A total of 215 peripheral blood specimens was collected from patients in four comprehensive health centers over a period of 18 months. Of these blood specimens, 165 were from patients who presented with clinical signs compatible with brucellosis. Clinical diagnosis was made by the physicians in the Badia of Jordan, a rural area in the north east of Jordan inhabited by recently settled Bedouins. These centers receive patients from 40 villages with a population exceeding 12,000 inhabitants. The diagnosis of brucellosis is established based on the presence of compatible signs and symptoms with the demonstration of specific antibodies at significant titer or seroconversion. The physicians are aware of the zoonotic nature of the disease because of the continuous reporting of the disease in sheep, goats and in humans in this area. Sixty (36.4%) of the samples were collected after adequate antibiotic treatment was started.
A questionnaire was completed for each subject at the time of specimen collection to record demographic and other relevant information such as the clinical history, symptoms and physical signs, contact with animals, drinking unpasteurized milk, and homemade dairy products.

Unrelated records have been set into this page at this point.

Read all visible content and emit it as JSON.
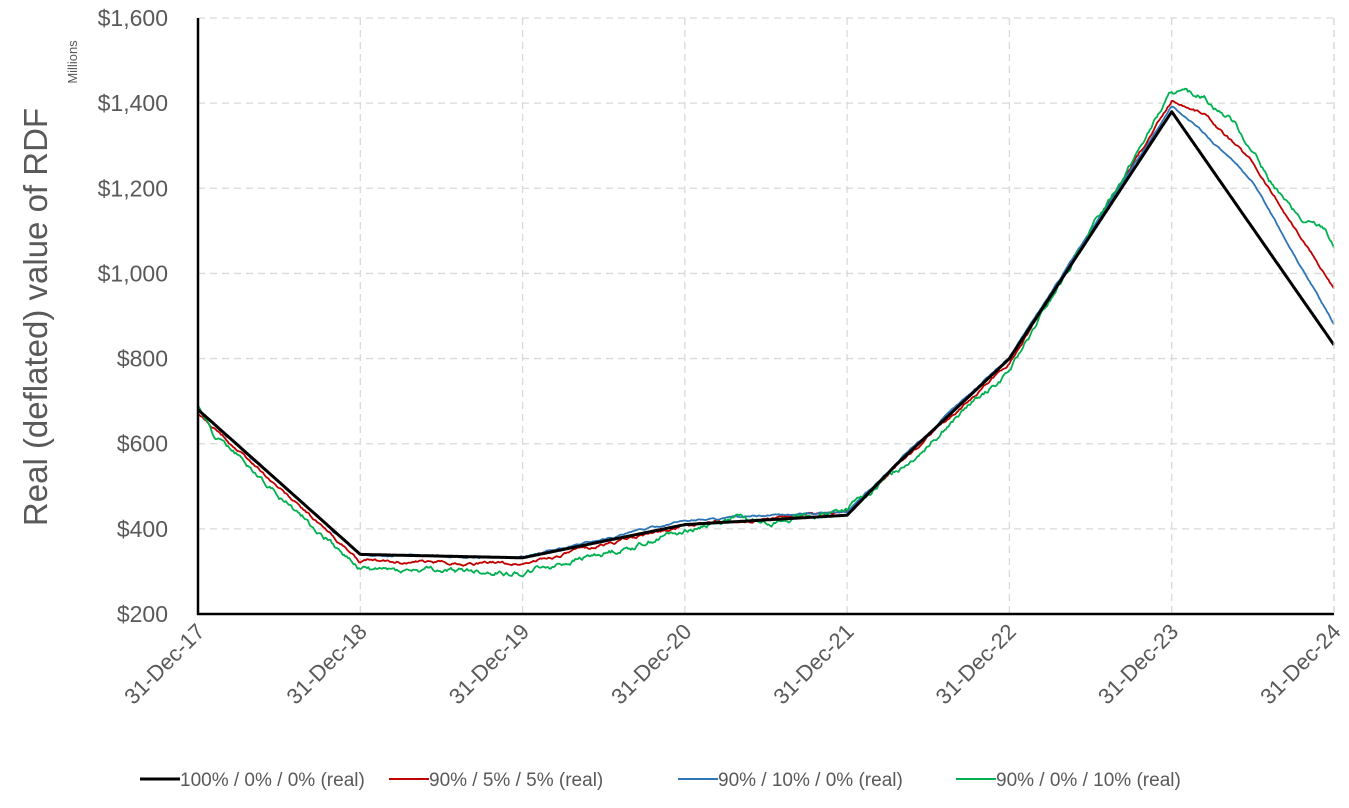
{
  "chart_data": {
    "type": "line",
    "ylabel": "Real (deflated) value of RDF",
    "y_units": "Millions",
    "ylim": [
      200,
      1600
    ],
    "y_ticks": [
      200,
      400,
      600,
      800,
      1000,
      1200,
      1400,
      1600
    ],
    "y_tick_labels": [
      "$200",
      "$400",
      "$600",
      "$800",
      "$1,000",
      "$1,200",
      "$1,400",
      "$1,600"
    ],
    "x_tick_labels": [
      "31-Dec-17",
      "31-Dec-18",
      "31-Dec-19",
      "31-Dec-20",
      "31-Dec-21",
      "31-Dec-22",
      "31-Dec-23",
      "31-Dec-24"
    ],
    "grid": true,
    "legend_position": "bottom",
    "series": [
      {
        "name": "100% / 0% / 0% (real)",
        "color": "#000000",
        "noise": 0,
        "points": [
          [
            0,
            680
          ],
          [
            1,
            340
          ],
          [
            2,
            332
          ],
          [
            3,
            410
          ],
          [
            4,
            432
          ],
          [
            4.3,
            550
          ],
          [
            5,
            800
          ],
          [
            6,
            1380
          ],
          [
            7,
            832
          ]
        ]
      },
      {
        "name": "90% / 5% / 5% (real)",
        "color": "#C00000",
        "noise": 5,
        "points": [
          [
            0,
            670
          ],
          [
            1,
            323
          ],
          [
            2,
            318
          ],
          [
            3,
            408
          ],
          [
            3.5,
            425
          ],
          [
            4,
            437
          ],
          [
            4.3,
            545
          ],
          [
            5,
            790
          ],
          [
            6,
            1405
          ],
          [
            6.2,
            1375
          ],
          [
            6.5,
            1260
          ],
          [
            6.8,
            1080
          ],
          [
            7,
            965
          ]
        ]
      },
      {
        "name": "90% / 10% / 0% (real)",
        "color": "#2E75B6",
        "noise": 3,
        "points": [
          [
            0,
            680
          ],
          [
            1,
            338
          ],
          [
            2,
            333
          ],
          [
            3,
            420
          ],
          [
            4,
            440
          ],
          [
            4.3,
            553
          ],
          [
            5,
            805
          ],
          [
            6,
            1392
          ],
          [
            6.2,
            1330
          ],
          [
            6.5,
            1215
          ],
          [
            7,
            880
          ]
        ]
      },
      {
        "name": "90% / 0% / 10% (real)",
        "color": "#00B050",
        "noise": 9,
        "points": [
          [
            0,
            690
          ],
          [
            0.1,
            620
          ],
          [
            1,
            305
          ],
          [
            2,
            297
          ],
          [
            2.7,
            360
          ],
          [
            3,
            400
          ],
          [
            3.3,
            425
          ],
          [
            3.6,
            418
          ],
          [
            4,
            445
          ],
          [
            4.3,
            535
          ],
          [
            5,
            770
          ],
          [
            6,
            1425
          ],
          [
            6.2,
            1415
          ],
          [
            6.4,
            1350
          ],
          [
            6.6,
            1220
          ],
          [
            6.8,
            1120
          ],
          [
            6.95,
            1105
          ],
          [
            7,
            1060
          ]
        ]
      }
    ]
  }
}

The duration of symptoms prior to diagnosis was 1 to 16 weeks. Cases with clinical symptoms less than two months were considered as acute cases, those that lasted more than 6 months before treatment was initiated were considered as chronic cases. A relapse was considered to be either a positive blood culture two months to one year after completing the treatment or the reappearance of compatible symptoms not otherwise explained together with an increase in the previous serological titers. All patients had fever during the course of the disease with other symptoms such as muscle pain, wrist arthritis.

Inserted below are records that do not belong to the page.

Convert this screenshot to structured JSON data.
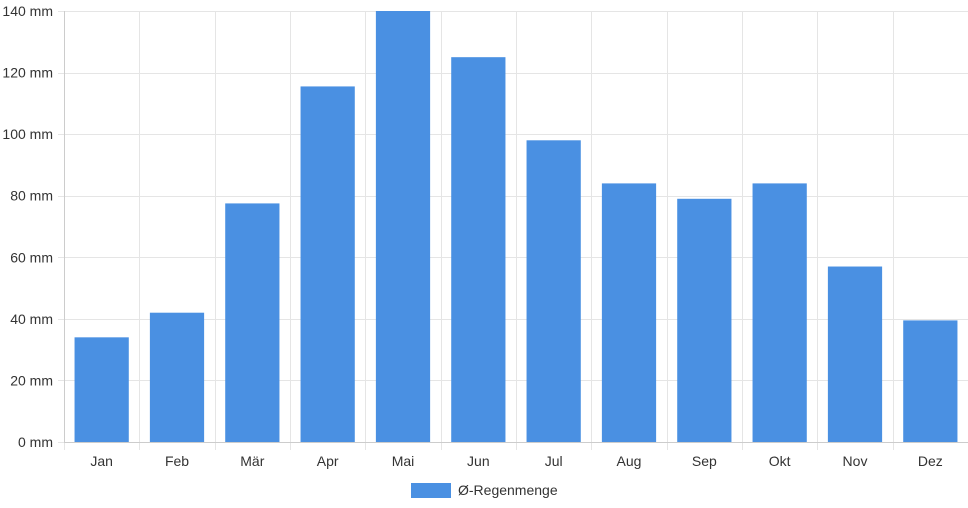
{
  "chart_data": {
    "type": "bar",
    "categories": [
      "Jan",
      "Feb",
      "Mär",
      "Apr",
      "Mai",
      "Jun",
      "Jul",
      "Aug",
      "Sep",
      "Okt",
      "Nov",
      "Dez"
    ],
    "series": [
      {
        "name": "Ø-Regenmenge",
        "values": [
          34,
          42,
          77.5,
          115.5,
          140,
          125,
          98,
          84,
          79,
          84,
          57,
          39.5
        ]
      }
    ],
    "ylim": [
      0,
      140
    ],
    "yticks": [
      0,
      20,
      40,
      60,
      80,
      100,
      120,
      140
    ],
    "yunit": "mm",
    "grid": true,
    "legend_position": "bottom",
    "title": "",
    "xlabel": "",
    "ylabel": "",
    "colors": {
      "bar": "#4a90e2",
      "grid": "#e5e5e5",
      "axis": "#cccccc",
      "text": "#333333"
    }
  }
}
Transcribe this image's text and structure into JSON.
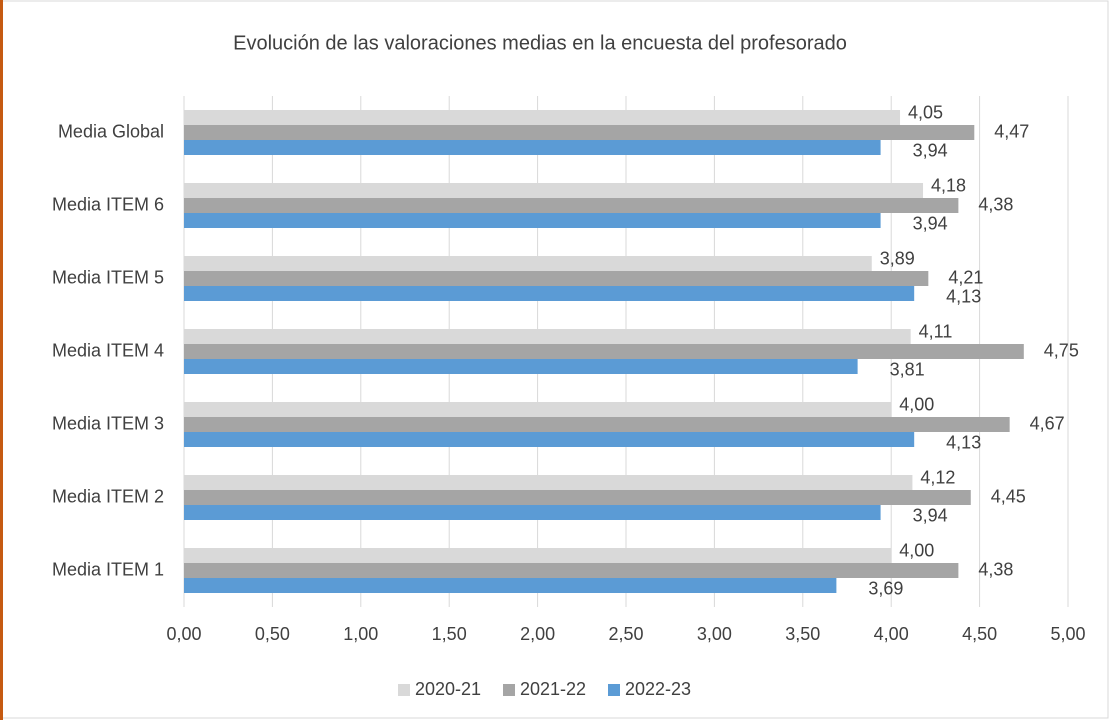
{
  "chart_data": {
    "type": "bar",
    "orientation": "horizontal",
    "title": "Evolución de las valoraciones medias en la encuesta del profesorado",
    "categories": [
      "Media ITEM 1",
      "Media ITEM 2",
      "Media ITEM 3",
      "Media ITEM 4",
      "Media ITEM 5",
      "Media ITEM 6",
      "Media Global"
    ],
    "series": [
      {
        "name": "2020-21",
        "color": "#d9d9d9",
        "values": [
          4.0,
          4.12,
          4.0,
          4.11,
          3.89,
          4.18,
          4.05
        ],
        "value_labels": [
          "4,00",
          "4,12",
          "4,00",
          "4,11",
          "3,89",
          "4,18",
          "4,05"
        ]
      },
      {
        "name": "2021-22",
        "color": "#a5a5a5",
        "values": [
          4.38,
          4.45,
          4.67,
          4.75,
          4.21,
          4.38,
          4.47
        ],
        "value_labels": [
          "4,38",
          "4,45",
          "4,67",
          "4,75",
          "4,21",
          "4,38",
          "4,47"
        ]
      },
      {
        "name": "2022-23",
        "color": "#5b9bd5",
        "values": [
          3.69,
          3.94,
          4.13,
          3.81,
          4.13,
          3.94,
          3.94
        ],
        "value_labels": [
          "3,69",
          "3,94",
          "4,13",
          "3,81",
          "4,13",
          "3,94",
          "3,94"
        ]
      }
    ],
    "xlim": [
      0,
      5
    ],
    "xticks": [
      {
        "value": 0,
        "label": "0,00"
      },
      {
        "value": 0.5,
        "label": "0,50"
      },
      {
        "value": 1,
        "label": "1,00"
      },
      {
        "value": 1.5,
        "label": "1,50"
      },
      {
        "value": 2,
        "label": "2,00"
      },
      {
        "value": 2.5,
        "label": "2,50"
      },
      {
        "value": 3,
        "label": "3,00"
      },
      {
        "value": 3.5,
        "label": "3,50"
      },
      {
        "value": 4,
        "label": "4,00"
      },
      {
        "value": 4.5,
        "label": "4,50"
      },
      {
        "value": 5,
        "label": "5,00"
      }
    ],
    "grid": true,
    "legend": "bottom"
  }
}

Treatment of recent cases is by a combination of a daily intramuscular injection of one gram of streptomycin for 14 days and doxycycline for a month. In the chronic cases, a combination of doxycycline and rifampin is given to the patient for one month according to the internationally accepted treatment regimens . The treatment was repeated when the symptoms persist and antibody titer was still high two weeks after concluding the treatment.

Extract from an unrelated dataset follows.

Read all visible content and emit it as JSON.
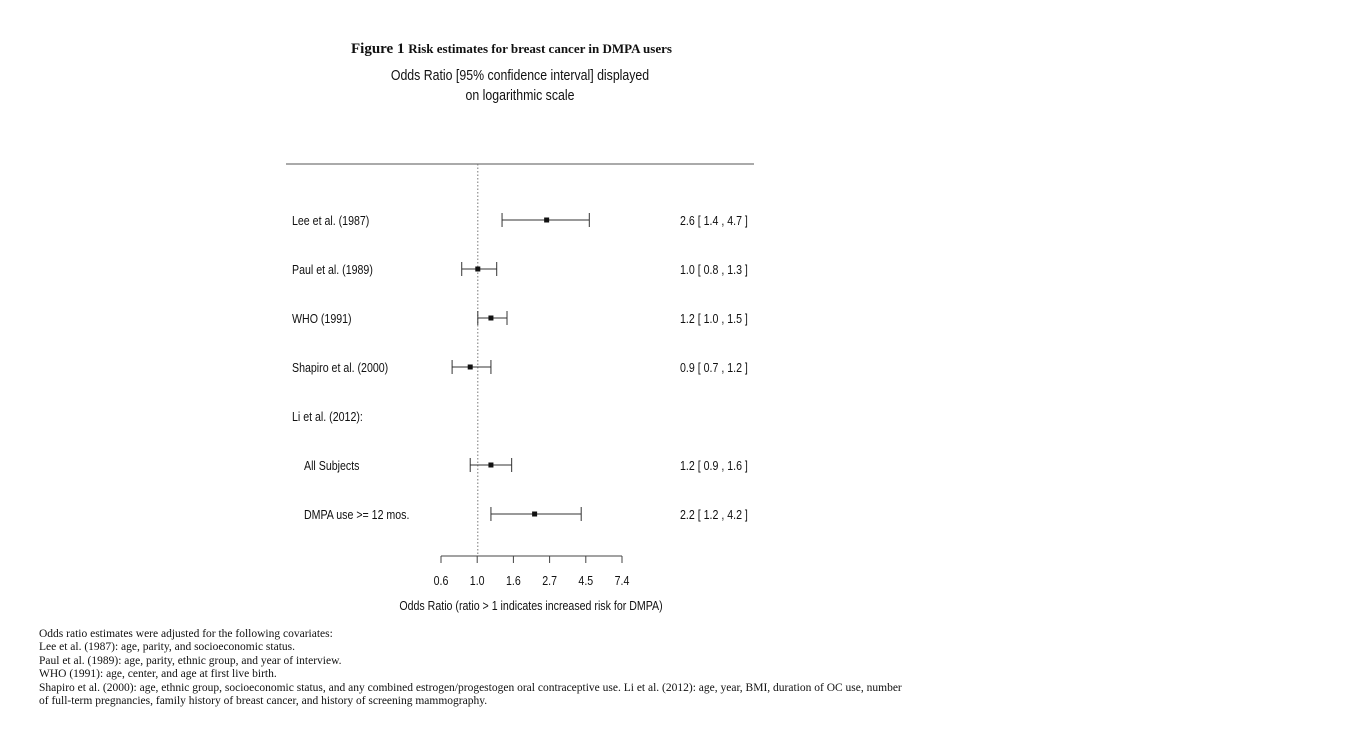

Samples were obtained from 50 subjects, composed of patients randomly selected among patients from the same region attending the same health centers. None of these patients was currently diagnosed or had a history of brucellosis.
The study was approval by the University ethics committee.
The serological tests were carried out by the laboratories of the health centers. The serologic diagnosis was established by Rose Bengal agglutination test. A titer of 1/160 was considered positive.
Five to ten ml peripheral blood samples were withdrawn and immediately inoculated under aseptic conditions in broth media (Bloodgrow®, Medical Wire & Equipment C. Ltd, Corsham, Wiltshire, England) or diphasic blood culture bottles (Hemoline performance diphasique bioMerieux, Marcy l'Etoile, France). Cultures were incubated at 37°C for 30 days in the presence of 5% CO2 and were periodically checked for growth. Subcultures on blood agar plates were performed in a blind manner at 10, 20, 30 days, they were recorded as negative after the last negative subculture. Brucella spp. were identified using standard methods .
DNA was extracted from blood specimens using a commercial purification system (Wizard Genomic DNA Purification Kit, Promega, Madison, WI) according to the manufacturer's instructions for DNA purification from blood. Final pellets were resuspended in 50 l of TE (10 mM Tris, I mM EDTA, pH 7.2).
The Brucella DNA-Detect PCR Kit (Vita-Tech International Inc., CAN), including the reagents and oligonucleotid primers designed for the direct amplification of the genus Brucella, was used for the detection of Brucella spp. in blood samples. The primers used in the kit were genus-specific primer pair designed to amplify a highly conserved region within the 16S rRNA of the genus Brucella .
The size of the amplification products was a 905 fragment of the rRNA gene. The reaction mixture contained 5 μl of 10 × PCR buffer, 1 μl of the primer mix, 2 μl of dNTP mix (5 mM each), 3 μl of 25 mM MgCl2, 1 unit of Taq DNA polymerase, 5 μl of sample DNA in a volume of 50 μl. The same mixtures were used with the positive control provided by the kit. The mixture with no DNA sample, and DNA free water were used as negative controls to monitor contamination.
The reaction was performed in a thermal cycler (Gene Amp PCR System 9700, Perkin Elmer, Norwalk, Con.). The cycling conditions were an initial denaturation at 95°C for 5 min, template denaturation at 95°C for 30s, annealing at 54°C for 90s, and primer extension at 72°C for 90s for a total of 35 cycles, with a final extension at 72°C for 6 min. A sample was considered positive when the size of the DNA band matched with that of the po sitive control (905 bp). All standard precautions recommended for prevention of contamination with DNA and amplicons were undertaken. Twelve microliters of the PCR product were run by electrophoresis in a 2% agarose gel in 1 × TBE buffer (Promega, Madison, Wis.), and gels were stained with ethidium bromide (2 μg/ml).
PCR amplification products were detected by visualization of the bands under UV light.
The means, ranges, percentages of positive samples, specificity, sensitivity and positive predictive value of PCR were calculated.